Monday, August 15, 2011

The Albino Lady

Not to long ago my sister-in-law, Bonnie and her daughter, my niece Sherry had stopped by.  They told me that they read my blog and mentioned that I should do an article on the Albino Lady.  Now I had long forgotten the legend of the Albino Lady, which I probably heard from Bonnie in the first place. I was reminded of this conversation from a Facebook page on You Know your from Catasauqua or North Catasauqua if you remember.  I was told if you walked through the old train tunnel  she would chase you.   Later it was mentioned that she was on Canal Road, which I confirmed with my friend Cathy. 

After I got done talking with Cathy, Parke says to me, we had a similiar urban legend which kind of combines with another urban legend "The Hook" , except the foul play was done by an Albino family that lived in Richland.   So where are all these albinos in the legends and where do these legends come from?

In the early 1800s, the White Lady and her daughter were supposed to have lived on the land where the Durand Eastman Park -- part of Irondequoit and Rochester  -- now stands. One day, the daughter disappeared. Convinced that the girl had been raped and murdered by a local farmer, the mother searched the marshy lands day after day, trying to discover where her child's body was buried. She took with her two German shepherd dogs to aid in her search, but she never found a trace of her daughter. Finally, in her grief, the mother threw herself off a cliff into lake Ontario and died.   After death, the mother's spirit returned to continue the search for her child. People say that on foggy nights, the White Lady rises from the small Durand Lake which faces Lake Ontario.


Another story from Topeka, Kansas has her as being a real lady who being an Albino came out at night and walked the country roads near her house.  Once spotted by some teenagers looking for a secluded spot, she became the goal of  nights out.  After been sought after by many a drunk teenager she was taken away by her family, but legend grew and still it is said that her ghost roams the northern parts of Topeka.


Further legend from the Rochester Cemetary  in Topeka -  The legend goes that there was this lady who lived nearby this cemetary. She was shunned from society (mainly by kids who loved to poke-fun at her.) She never came out during the day because the sun touching her sensitive skin could cause serious pain; so she mainly walked and roamed during the night. It was like this until she died.

Sometime in between 1980-1990 this took place. A teenage couple decides to park in the cemetery .  They went on until they heard a laugh, cackle..etc. The girl looks up and sees this white Albino lady peering in through the window of the car. The boy tries to start the car...but fails to do so. I doubt the following is true....but supposedly the Lady took this to her advantage, ripping the roof of the car off....followed by the head of the girl...which she them proceeds to give this new treasure to her ghostly pooch. (reports have gone from a collie to a poodle...to a pitbull.) The car starts...and the boy drives off with the headless body of his once significant other.

Closer to home is Ghost Mountain (Buckwampum, Bucks County) According to the Lenni-Lenape legends, Buckwampum Hill  (known by locals as Ghost Mountain) was the site of the final showdown between the Indians and the mammoths of old. More recent urban legends have placed albino cannibals on Ghost Mountain.  One is even supposed to live in a glass house on the hill, and will give chase if you get too close to his house.

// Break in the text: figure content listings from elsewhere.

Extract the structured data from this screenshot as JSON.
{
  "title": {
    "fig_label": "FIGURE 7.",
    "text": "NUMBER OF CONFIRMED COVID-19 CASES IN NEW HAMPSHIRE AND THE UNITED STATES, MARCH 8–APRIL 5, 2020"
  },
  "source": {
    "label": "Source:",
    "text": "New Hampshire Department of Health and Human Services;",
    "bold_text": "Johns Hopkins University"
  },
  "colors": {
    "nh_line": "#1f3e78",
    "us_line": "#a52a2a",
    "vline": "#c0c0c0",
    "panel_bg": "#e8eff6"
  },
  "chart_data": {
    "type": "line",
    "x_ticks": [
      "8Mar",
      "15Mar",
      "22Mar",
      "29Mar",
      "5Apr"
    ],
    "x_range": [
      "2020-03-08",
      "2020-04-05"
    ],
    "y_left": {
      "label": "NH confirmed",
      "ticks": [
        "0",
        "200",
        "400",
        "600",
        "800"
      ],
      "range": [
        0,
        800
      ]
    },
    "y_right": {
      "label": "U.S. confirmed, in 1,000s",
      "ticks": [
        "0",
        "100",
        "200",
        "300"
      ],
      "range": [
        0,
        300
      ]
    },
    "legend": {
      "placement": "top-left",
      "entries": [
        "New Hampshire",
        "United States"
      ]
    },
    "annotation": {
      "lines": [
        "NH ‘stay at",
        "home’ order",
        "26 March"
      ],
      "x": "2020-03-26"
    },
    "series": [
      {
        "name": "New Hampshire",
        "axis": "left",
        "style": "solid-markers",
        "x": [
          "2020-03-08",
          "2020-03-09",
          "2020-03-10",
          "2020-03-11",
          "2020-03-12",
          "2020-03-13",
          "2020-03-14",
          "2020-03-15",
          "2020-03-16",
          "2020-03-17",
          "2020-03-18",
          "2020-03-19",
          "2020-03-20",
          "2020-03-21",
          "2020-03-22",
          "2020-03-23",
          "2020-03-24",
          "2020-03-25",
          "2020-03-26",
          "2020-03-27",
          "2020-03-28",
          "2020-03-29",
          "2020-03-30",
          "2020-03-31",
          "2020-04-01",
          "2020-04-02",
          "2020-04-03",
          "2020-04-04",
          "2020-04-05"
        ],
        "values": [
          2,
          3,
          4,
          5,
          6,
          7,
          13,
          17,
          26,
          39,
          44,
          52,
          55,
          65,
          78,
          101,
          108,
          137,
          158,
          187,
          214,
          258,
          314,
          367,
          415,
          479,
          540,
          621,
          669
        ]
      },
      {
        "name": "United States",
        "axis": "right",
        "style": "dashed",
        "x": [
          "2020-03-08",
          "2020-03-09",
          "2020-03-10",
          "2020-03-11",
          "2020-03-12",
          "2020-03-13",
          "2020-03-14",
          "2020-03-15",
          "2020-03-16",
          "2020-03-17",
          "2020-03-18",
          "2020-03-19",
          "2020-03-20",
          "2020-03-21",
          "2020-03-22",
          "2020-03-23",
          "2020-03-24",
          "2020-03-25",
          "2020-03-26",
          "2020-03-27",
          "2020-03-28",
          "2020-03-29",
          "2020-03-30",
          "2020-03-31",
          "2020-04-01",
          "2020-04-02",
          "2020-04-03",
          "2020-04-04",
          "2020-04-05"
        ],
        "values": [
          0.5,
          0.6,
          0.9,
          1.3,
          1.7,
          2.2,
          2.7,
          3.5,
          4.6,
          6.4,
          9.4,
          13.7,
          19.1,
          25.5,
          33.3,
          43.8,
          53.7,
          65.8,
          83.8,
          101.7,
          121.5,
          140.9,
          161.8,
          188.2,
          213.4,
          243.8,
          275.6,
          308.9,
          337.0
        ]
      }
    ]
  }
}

So I have an albino woman, albino family and now albino cannibals.  Why? Well with all things misunderstood comes stories.

Albinism is a cogenital disorder characterized by the complete or partial absence of pigment in the skin, hair and eyes due to absence or defect of an enzyme involved in the production of melanin.  Lack of skin pigmentation makes the person more susceptible to sunburn and skin cancers, thus the roaming at night.

If the Albino Lady of Catasauqua ever existed, I do not know, but it makes for a good story.  And if ever on a dark stormy night, on your way back from an Iron Pigs game,  your car breaks down on Canal Road;  should hear a tap tap tapping or perhaps a scratching don't look because....it's another day in Catasauqua.